Depart for Glasgow or edinburgh in the evening. Philadelphia, Newark and Chicago all offer nonstop red-eyes to Glasgow. Edinburgh is about half an hour closer to St. Andrews, but direct flights are a bit harder to find. Delta, however, recently added an AtlantaEdinburgh nonstop route.
Land in the morning, pick up your rental car, drive to St. Andrews and check in to your hotel. (See our Trip Planner below for a selection of attractive and modestly priced accommodations, all providing full breakfast and private bath.)
Once in your room, do not unpack. Instead, collapse into bed and nap for three to four hours. Get up no later than four o'clock and head to the New Course (greens fee: $107), laid out by Old Tom Morris in 1895 and little changed since. The New is blessed with much the same type of undulating linksland as the Old, but with fewer blind shots and less quirkiness. Some holes are framed by gorse; others are more open, encouraging the attacking stroke. Among the outstanding holes is the par-four tenth, 464 yards, your drive from a high tee winging its way over sandhills down into a hidden valley, the long second shot threading through the dunes to a bunkerless green.
Twenty minutes south on the coast road (A917) from St. Andrews, you'll find the eighth oldest golf club in the world, the Crail Golfing Society, founded in 1786. Old Tom Morris laid out the Balcomie Links here (greens fee: $85). Total yardage is 5,861, against a par of sixty-nine. You will immediately get a feel for the course from the hilltop first tee: Far below, a vast meadow sweeps down, in vaguely terraced formation, to the sea. The game at Crail is distractingly scenic. A rich diversity of shots is required, many of them bump-and-run, and no hole is sheltered from the wind on what is the breeziest spot in Fife.

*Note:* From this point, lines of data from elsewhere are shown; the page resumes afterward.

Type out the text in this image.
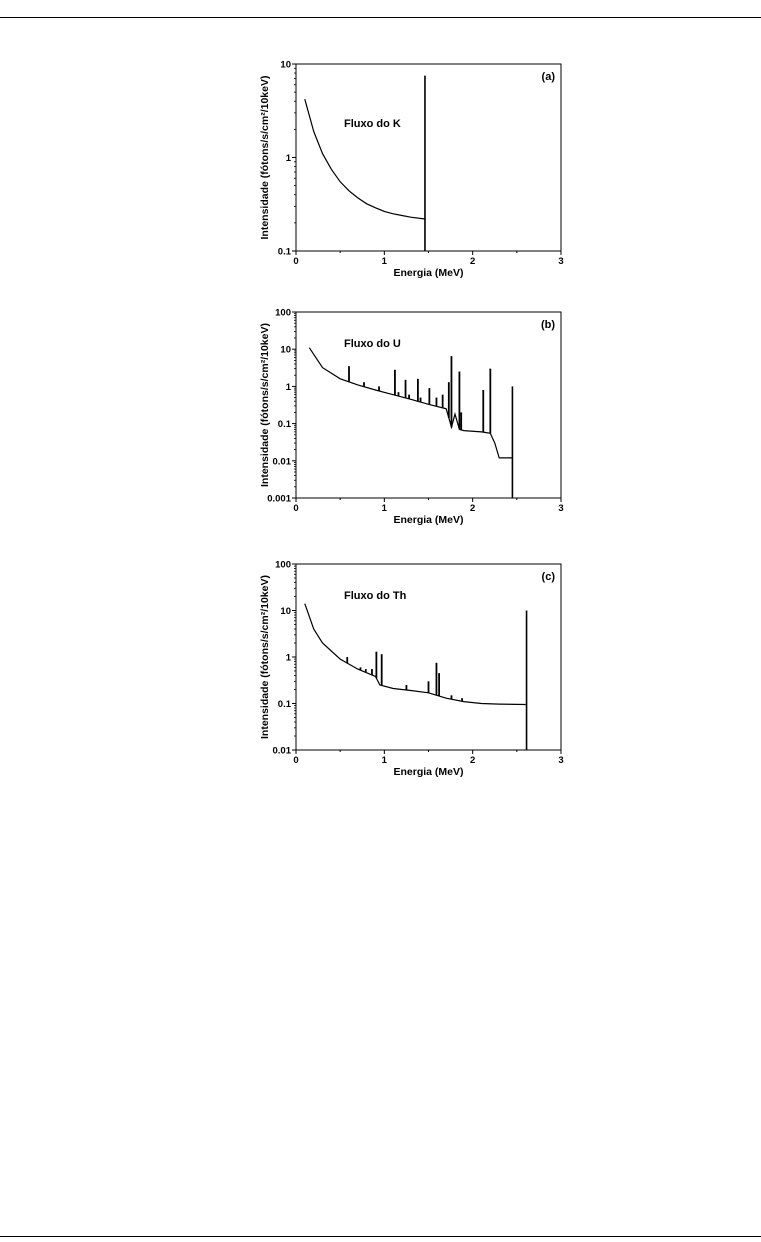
0	1	2	3
0.1
1
10
Energia (MeV)
Intensidade (fótons/s/cm²/10keV)	(a)
Fluxo do K
0	1	2	3
0.001
0.01
0.1
1
10
100
Energia (MeV)
Intensidade (fótons/s/cm²/10keV)	(b)
Fluxo do U
0	1	2	3
0.01
0.1
1
10
100
Energia (MeV)
Intensidade (fótons/s/cm²/10keV)	(c)
Fluxo do Th
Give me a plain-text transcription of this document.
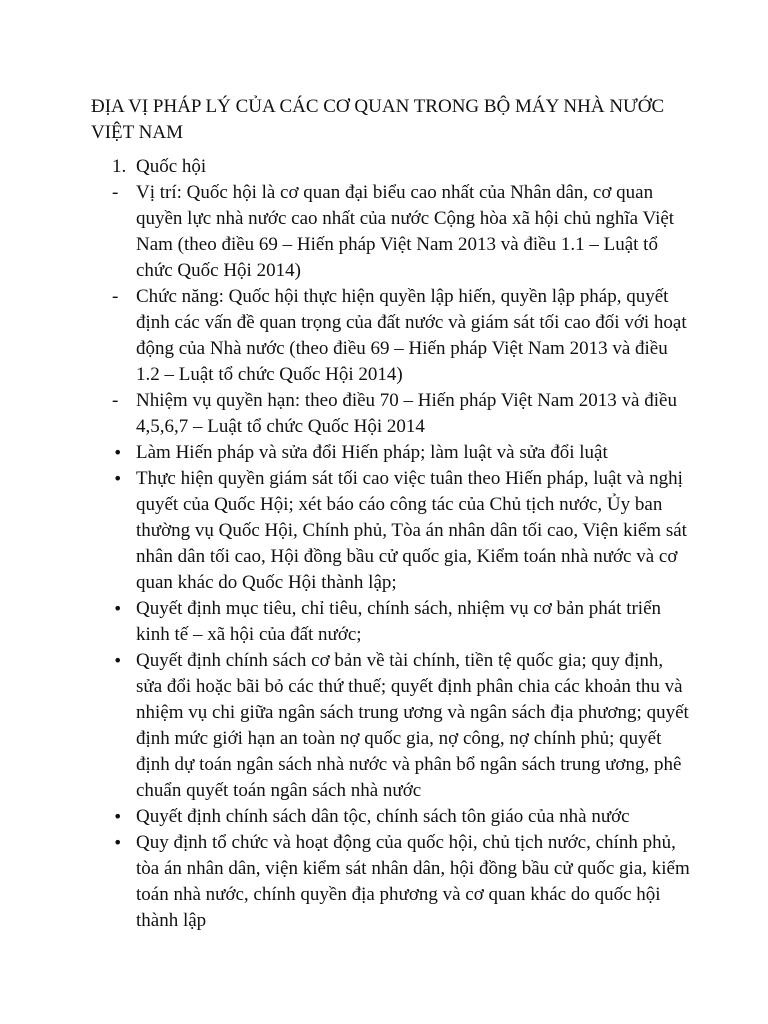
ĐỊA VỊ PHÁP LÝ CỦA CÁC CƠ QUAN TRONG BỘ MÁY NHÀ NƯỚC VIỆT NAM

1. Quốc hội

- Vị trí: Quốc hội là cơ quan đại biểu cao nhất của Nhân dân, cơ quan quyền lực nhà nước cao nhất của nước Cộng hòa xã hội chủ nghĩa Việt Nam (theo điều 69 – Hiến pháp Việt Nam 2013 và điều 1.1 – Luật tổ chức Quốc Hội 2014)

- Chức năng: Quốc hội thực hiện quyền lập hiến, quyền lập pháp, quyết định các vấn đề quan trọng của đất nước và giám sát tối cao đối với hoạt động của Nhà nước (theo điều 69 – Hiến pháp Việt Nam 2013 và điều 1.2 – Luật tổ chức Quốc Hội 2014)

- Nhiệm vụ quyền hạn: theo điều 70 – Hiến pháp Việt Nam 2013 và điều 4,5,6,7 – Luật tổ chức Quốc Hội 2014

• Làm Hiến pháp và sửa đổi Hiến pháp; làm luật và sửa đổi luật

• Thực hiện quyền giám sát tối cao việc tuân theo Hiến pháp, luật và nghị quyết của Quốc Hội; xét báo cáo công tác của Chủ tịch nước, Ủy ban thường vụ Quốc Hội, Chính phủ, Tòa án nhân dân tối cao, Viện kiểm sát nhân dân tối cao, Hội đồng bầu cử quốc gia, Kiểm toán nhà nước và cơ quan khác do Quốc Hội thành lập;

• Quyết định mục tiêu, chỉ tiêu, chính sách, nhiệm vụ cơ bản phát triển kinh tế – xã hội của đất nước;

• Quyết định chính sách cơ bản về tài chính, tiền tệ quốc gia; quy định, sửa đổi hoặc bãi bỏ các thứ thuế; quyết định phân chia các khoản thu và nhiệm vụ chi giữa ngân sách trung ương và ngân sách địa phương; quyết định mức giới hạn an toàn nợ quốc gia, nợ công, nợ chính phủ; quyết định dự toán ngân sách nhà nước và phân bổ ngân sách trung ương, phê chuẩn quyết toán ngân sách nhà nước

• Quyết định chính sách dân tộc, chính sách tôn giáo của nhà nước

• Quy định tổ chức và hoạt động của quốc hội, chủ tịch nước, chính phủ, tòa án nhân dân, viện kiểm sát nhân dân, hội đồng bầu cử quốc gia, kiểm toán nhà nước, chính quyền địa phương và cơ quan khác do quốc hội thành lập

If you want to make a day of it here, play Crail's other eighteen, Craighead Links (greens fee: $85). Designed by American Gil Hanse, this fine test high above the sea has broad fairways, revetted bunkers and knobby greens that shrug off all but the most precise approaches. Or simply roam the harbors in a couple of the nearby East Neuk fishing villages—among the most appealing are Pittenweem, Anstruther and the royal burgh of Crail, with its elegant town square and narrow cobbled lanes spilling down to the harbor.
A red-letter, doubleheader day. First, the shrine of shrines—the Old Course (greens fee: $226), where some form of the game has been played for nearly 600 years. Virtually every storied champion—Ben Hogan is the glaring exception—has competed here. As a layout that simply evolved over time, it cannot be attributed to any single golf architect, yet it remains the essential ground to see for anyone with an interest in design.

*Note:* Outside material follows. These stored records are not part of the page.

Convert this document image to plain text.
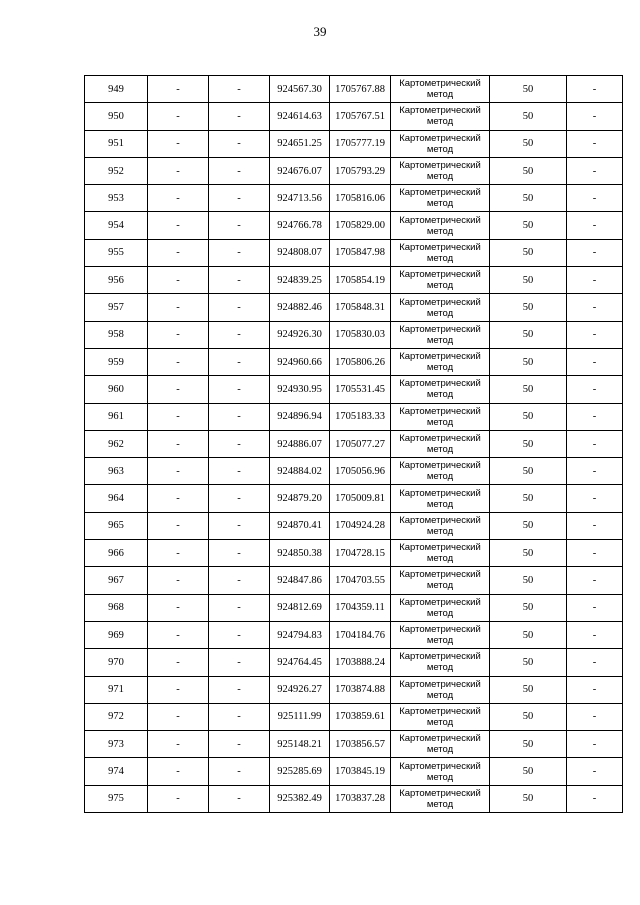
39
949	-	-	924567.30	1705767.88	Картометрический метод	50	-
950	-	-	924614.63	1705767.51	Картометрический метод	50	-
951	-	-	924651.25	1705777.19	Картометрический метод	50	-
952	-	-	924676.07	1705793.29	Картометрический метод	50	-
953	-	-	924713.56	1705816.06	Картометрический метод	50	-
954	-	-	924766.78	1705829.00	Картометрический метод	50	-
955	-	-	924808.07	1705847.98	Картометрический метод	50	-
956	-	-	924839.25	1705854.19	Картометрический метод	50	-
957	-	-	924882.46	1705848.31	Картометрический метод	50	-
958	-	-	924926.30	1705830.03	Картометрический метод	50	-
959	-	-	924960.66	1705806.26	Картометрический метод	50	-
960	-	-	924930.95	1705531.45	Картометрический метод	50	-
961	-	-	924896.94	1705183.33	Картометрический метод	50	-
962	-	-	924886.07	1705077.27	Картометрический метод	50	-
963	-	-	924884.02	1705056.96	Картометрический метод	50	-
964	-	-	924879.20	1705009.81	Картометрический метод	50	-
965	-	-	924870.41	1704924.28	Картометрический метод	50	-
966	-	-	924850.38	1704728.15	Картометрический метод	50	-
967	-	-	924847.86	1704703.55	Картометрический метод	50	-
968	-	-	924812.69	1704359.11	Картометрический метод	50	-
969	-	-	924794.83	1704184.76	Картометрический метод	50	-
970	-	-	924764.45	1703888.24	Картометрический метод	50	-
971	-	-	924926.27	1703874.88	Картометрический метод	50	-
972	-	-	925111.99	1703859.61	Картометрический метод	50	-
973	-	-	925148.21	1703856.57	Картометрический метод	50	-
974	-	-	925285.69	1703845.19	Картометрический метод	50	-
975	-	-	925382.49	1703837.28	Картометрический метод	50	-
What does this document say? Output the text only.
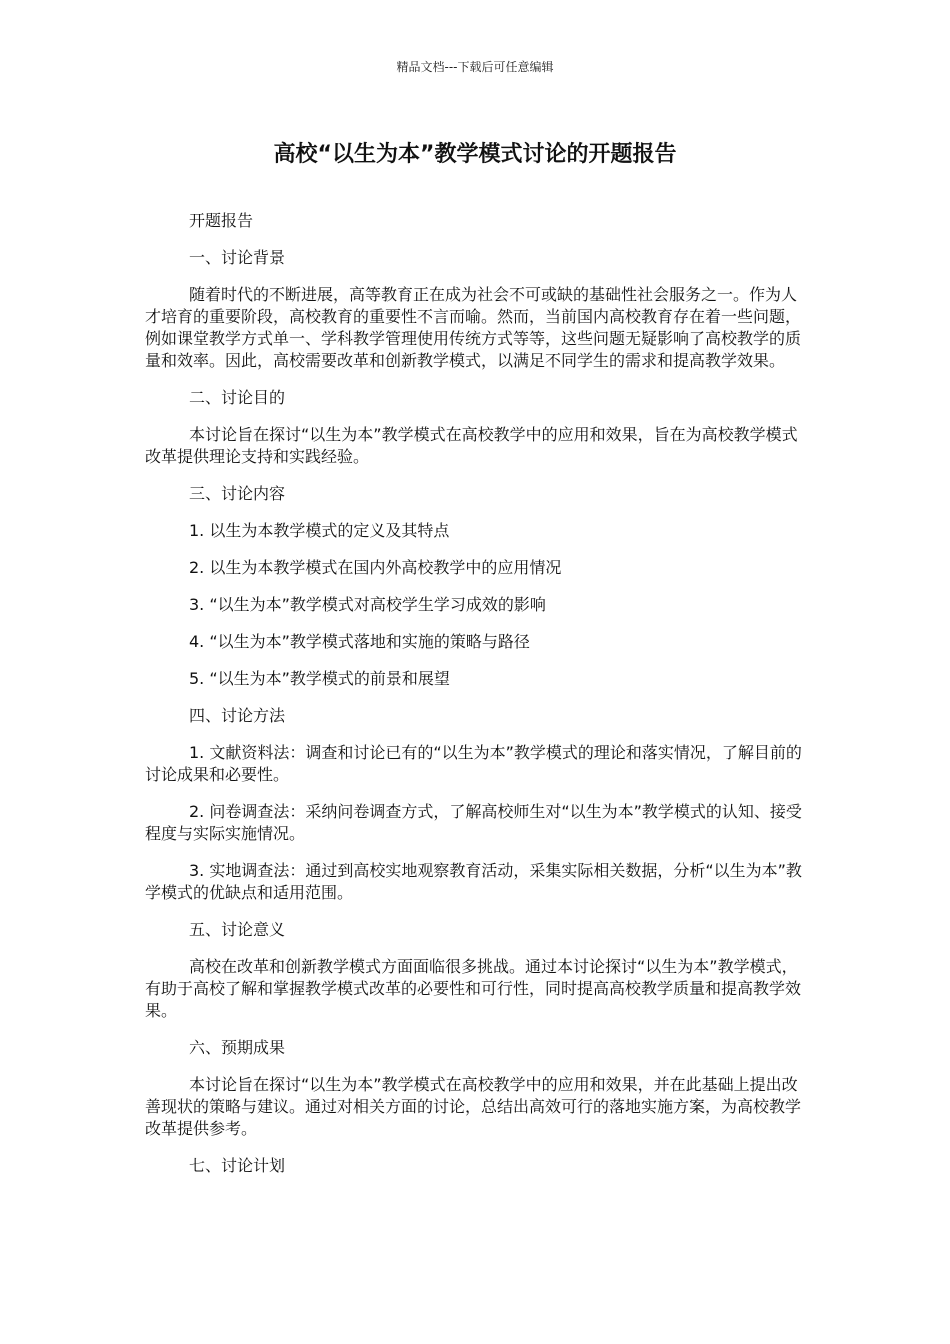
精品文档---下载后可任意编辑
高校“以生为本”教学模式讨论的开题报告
开题报告
一、讨论背景
随着时代的不断进展，高等教育正在成为社会不可或缺的基础性社会服务之一。作为人才培育的重要阶段，高校教育的重要性不言而喻。然而，当前国内高校教育存在着一些问题，例如课堂教学方式单一、学科教学管理使用传统方式等等，这些问题无疑影响了高校教学的质量和效率。因此，高校需要改革和创新教学模式，以满足不同学生的需求和提高教学效果。
二、讨论目的
本讨论旨在探讨“以生为本”教学模式在高校教学中的应用和效果，旨在为高校教学模式改革提供理论支持和实践经验。
三、讨论内容
1. 以生为本教学模式的定义及其特点
2. 以生为本教学模式在国内外高校教学中的应用情况
3. “以生为本”教学模式对高校学生学习成效的影响
4. “以生为本”教学模式落地和实施的策略与路径
5. “以生为本”教学模式的前景和展望
四、讨论方法
1. 文献资料法：调查和讨论已有的“以生为本”教学模式的理论和落实情况，了解目前的讨论成果和必要性。
2. 问卷调查法：采纳问卷调查方式，了解高校师生对“以生为本”教学模式的认知、接受程度与实际实施情况。
3. 实地调查法：通过到高校实地观察教育活动，采集实际相关数据，分析“以生为本”教学模式的优缺点和适用范围。
五、讨论意义
高校在改革和创新教学模式方面面临很多挑战。通过本讨论探讨“以生为本”教学模式，有助于高校了解和掌握教学模式改革的必要性和可行性，同时提高高校教学质量和提高教学效果。
六、预期成果
本讨论旨在探讨“以生为本”教学模式在高校教学中的应用和效果，并在此基础上提出改善现状的策略与建议。通过对相关方面的讨论，总结出高效可行的落地实施方案，为高校教学改革提供参考。
七、讨论计划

Except for the first and ninth, all holes going out present blind or semi-blind forced-carry drives over gorse-infested rough or broken ground. The inbound half, on the other hand, is extraordinarily diverse. It is also one of the transcendent nines of the world. At least five holes—eleven, thirteen, fourteen, sixteen and seventeen (the infamous Road Hole)—are great by any standard.
A tip about playing the Old Course: On these vast double greens, some six out of every seven putts happen to be straight. Whether from five feet or fifty, unless the putt proclaims a break, don't borrow anything. Just stroke the ball right at the cup. Few people believe this, but you may take it as gospel from someone who has played the course more than a hundred times.
The afternoon round is at the Golf House Club, Elie, about a twenty-five-minute drive across the fields of Fife. This irresistible links (greens fee: $104) is another example of Old Tom Morris's handiwork, with revisions in the 1920s by five-time Open champion James Braid. The course measures 6,273 yards; par is seventy. There are no par fives and only two par threes. The net of it could be boring—not so! These sixteen par fours (the only such circumstance in my experience) range from 284 to 466 yards and run to every point of the compass. Blind shots pop up again and again, and the sea skirts the course on ten through thirteen, the latter two among the superlative par fours in all of Scotland.
Elie also sports one of the game's great curiosities—a 1950s submarine periscope jutting boldly through the roof of the starter's hut. Salvaged from the HMS Excalibur, it enables the starter to see over the hill that rises in front of the first tee, in this way ensuring that the players who have disappeared beyond the crest are now out of range.